Exercise 7 (English)

Plot SNPs for the region 2L:25,350,000-25,440,000 using sample set AG1000G-CI and the gamb_colu site mask.

What gene does this region overlap?

Now zoom in on position 25,429,236. Try to answer the following questions:

  • Is it segregating?

  • Does it pass the site filters?

  • How many alleles are found? Hint: look at the “No. alleles” field in the hover text.

  • Which allele is most common? How many times was it observed?

Exercice 7 (Français)

Créer un graphe intéractif des SNPs dans la région génomique 2L:25,350,000-25,440,000, utilisant le jeu d’échantillons AG1000G-CI et le filtre de position gamb_colu.

Quel gène est présent dans cette région?

Aggrandir la position 25,429,236 et répondre aux questions suivantes:

  • Le SNP à cette position est-il variable (“segregating”).

  • La position passe-t-elle le filtre de positions?

  • Combien d’allèle retrouve-t-on à cette position? Indice: Placer la souris sur le SNP et consulter la rubrique “No. alleles”

  • Quel allèle est le plus fréquent? Combien de fois le retrouve-t-on?

Well done!#

Congratulations on making it to the end of this module!

Exercises#

English#

Open this notebook in Google Colab and run it for yourself from top to bottom. As you run through the notebook, cell by cell, think about what each cell is doing, and try the practical exercises along the way.

Have go at the practical exercises, but please don’t worry if you don’t have time to do them all during the practical session, and please ask the teaching assistants for help if you are stuck.

Hint: To open the notebook in Google Colab, click the rocket icon at the top of the page, then select “Colab” from the drop-down menu.

Français#

Ouvrir ce notebook dans Google Colab et l’exécuter vous-même du début à la fin.
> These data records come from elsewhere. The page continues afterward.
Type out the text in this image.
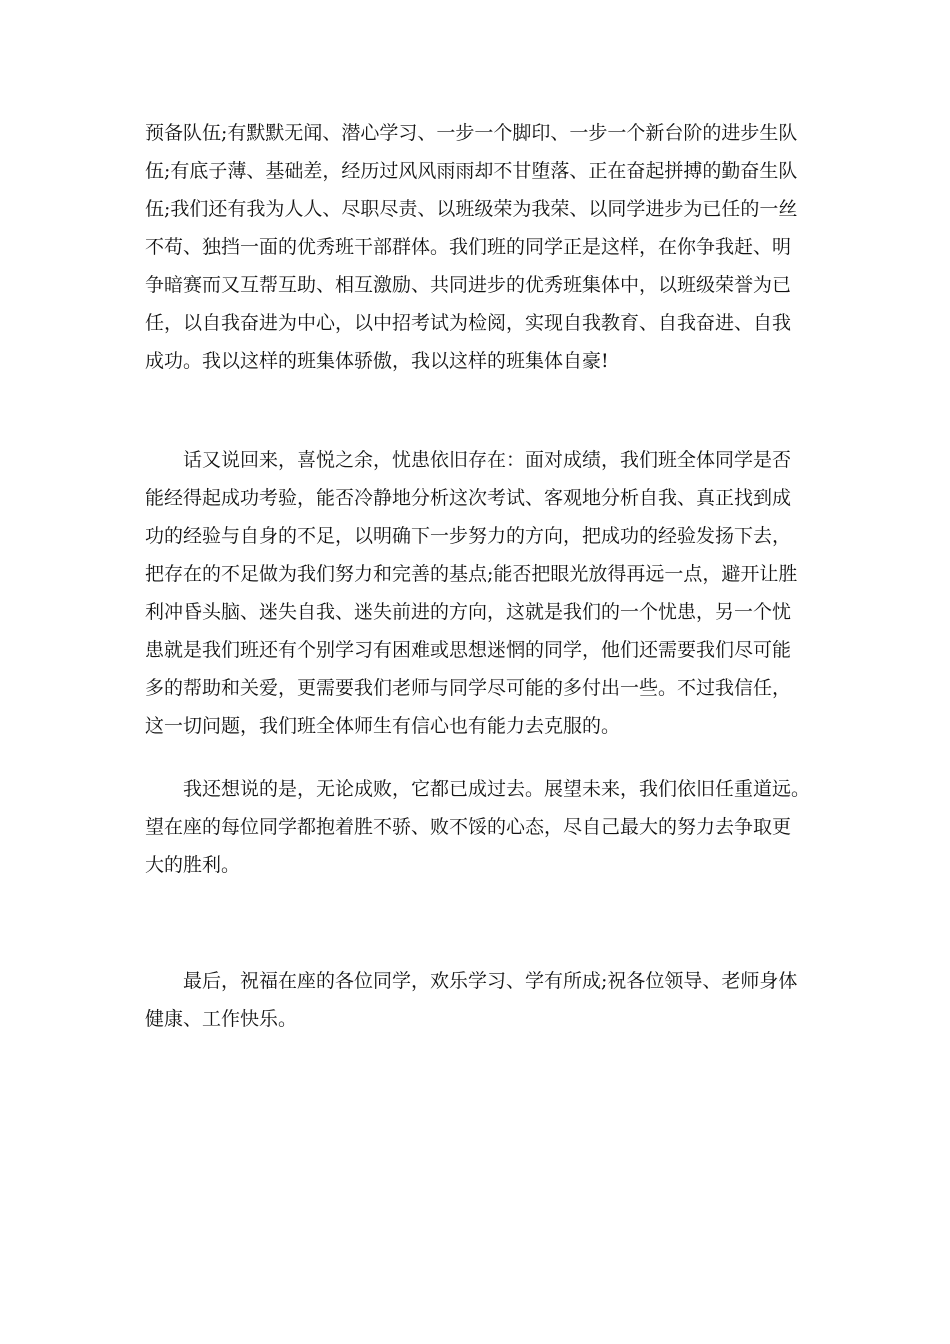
预备队伍;有默默无闻、潜心学习、一步一个脚印、一步一个新台阶的进步生队
伍;有底子薄、基础差，经历过风风雨雨却不甘堕落、正在奋起拼搏的勤奋生队
伍;我们还有我为人人、尽职尽责、以班级荣为我荣、以同学进步为已任的一丝
不苟、独挡一面的优秀班干部群体。我们班的同学正是这样，在你争我赶、明
争暗赛而又互帮互助、相互激励、共同进步的优秀班集体中，以班级荣誉为已
任，以自我奋进为中心，以中招考试为检阅，实现自我教育、自我奋进、自我
成功。我以这样的班集体骄傲，我以这样的班集体自豪!

话又说回来，喜悦之余，忧患依旧存在：面对成绩，我们班全体同学是否
能经得起成功考验，能否冷静地分析这次考试、客观地分析自我、真正找到成
功的经验与自身的不足，以明确下一步努力的方向，把成功的经验发扬下去，
把存在的不足做为我们努力和完善的基点;能否把眼光放得再远一点，避开让胜
利冲昏头脑、迷失自我、迷失前进的方向，这就是我们的一个忧患，另一个忧
患就是我们班还有个别学习有困难或思想迷惘的同学，他们还需要我们尽可能
多的帮助和关爱，更需要我们老师与同学尽可能的多付出一些。不过我信任，
这一切问题，我们班全体师生有信心也有能力去克服的。

我还想说的是，无论成败，它都已成过去。展望未来，我们依旧任重道远。
望在座的每位同学都抱着胜不骄、败不馁的心态，尽自己最大的努力去争取更
大的胜利。

最后，祝福在座的各位同学，欢乐学习、学有所成;祝各位领导、老师身体
健康、工作快乐。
Pendant que vous exécutez le notebook, cellule par cellule, pensez à ce que chaque cellule fait et essayez de faire les exercices quand vous les rencontrez.

Essayez de faire les exercices mais ne vous inquiétez pas si vous n’avez pas le temps de tout faire pendant la séance appliquée et n’hésitez pas à demander aux enseignants assistants si vous avez besoin d’aide parce que vous êtes bloqués.

Indice: Pour ouvrir le notebook dans Google Colab, cliquer sur l’icône de fusée au sommet de cette page puis choisissez “Colab” dans le menu déroulant.